5 Things That Happened To Conan O’Brien When He Went To Cuba

“Hey, who’s paying for this?” asked Conan O’Brien as he entered an Italian restaurant in Midtown Manhattan, where about a dozen journalists were sitting in front of appetizers, waiting for him to arrive. The purpose of the luncheon was to hear, first-hand, how O’Brien became the first U.S. late night talk show host to shoot an episode from Cuba since the embargo began. The episode will air March 4.

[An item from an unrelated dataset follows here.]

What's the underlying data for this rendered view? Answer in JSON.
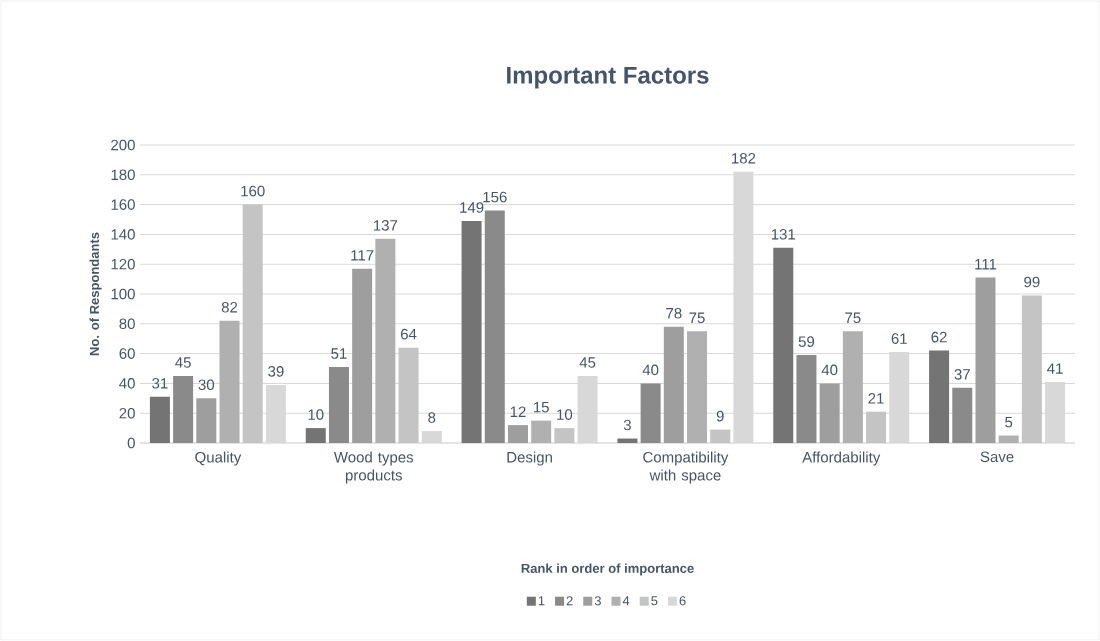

Those familiar with O’Brien’s popular remote segments know that his “fish out of water” approach to new cultural phenomena can be hilarious. After President Barack Obama’s announcement that the U.S. was working toward ending the embargo with Cuba, head writer Mike Sweeney casually suggested that they go there. O’Brien took the idea seriously because he remembered when then-“Tonight Show” host Jack Paar shot an episode from Havana after the revolution ended but before the U.S embargo in 1962.

“So the minute I heard [Sweeney suggest] that I was like, ‘We gotta go, and we gotta go right away, because we don’t know what’s going to happen,'” O’Brien said.

And with that, O’Brien and executive producer Jeff Ross began planning a completely under-the-radar trip to Cuba for four days over President’s Day Weekend to shoot a 1-hour special completely from Havana.

“I wanted the whole thing to be from Cuba, not a cutaway [from California],” O’Brien said. “We asked a cafe if we could borrow their cafe table, then we put an old microphone on it. There was a band of three or four Cuban women playing and I asked if they would be my house band. Then we found a guy to be Cuban Andy — who I actually have better chemistry with — and we shot the wraparounds there, just to give it that sense.”

“We’re used to only thinking about comedy. For this one we thought: we want there to be funny moments, we want there to be really sweet moments and moments of connection, but we really just want to get the palate of Cuba,” O’Brien said. “That was the big difference to me. I’ve only, for 22 years, been aggressively pursuing what’s funny, and this was a different agenda.”

O’Brien’s career as a late-night host could morph into something closer to what Anthony Bourdain does, but with a comedic bent rather than a foodie one. He explained that in a world where there are more and more talk shows every year, he feels more of an impetus to keep changing and “do something radically different than what [he] did 10 years ago.”

“I love travel and I love exploring things and I love trying to see if I can make someone laugh in a different culture,” O’Brien said. “That was the most satisfying part of this project, just getting people to laugh who might not speak much English, don’t know much about our culture, but they understand this guy not being able to make a cigar.”

O’Brien hopes to somehow get a copy of the finished special down to Cuba after it airs so people can watch it, in hopes that his portrayal of the Cuban people helps to heal relations between the two countries, even if the special was done in the name of comedy.

“And maybe it’s not a bad form of diplomacy,” O’Brien said. “It is a universal language, if you can get it right.”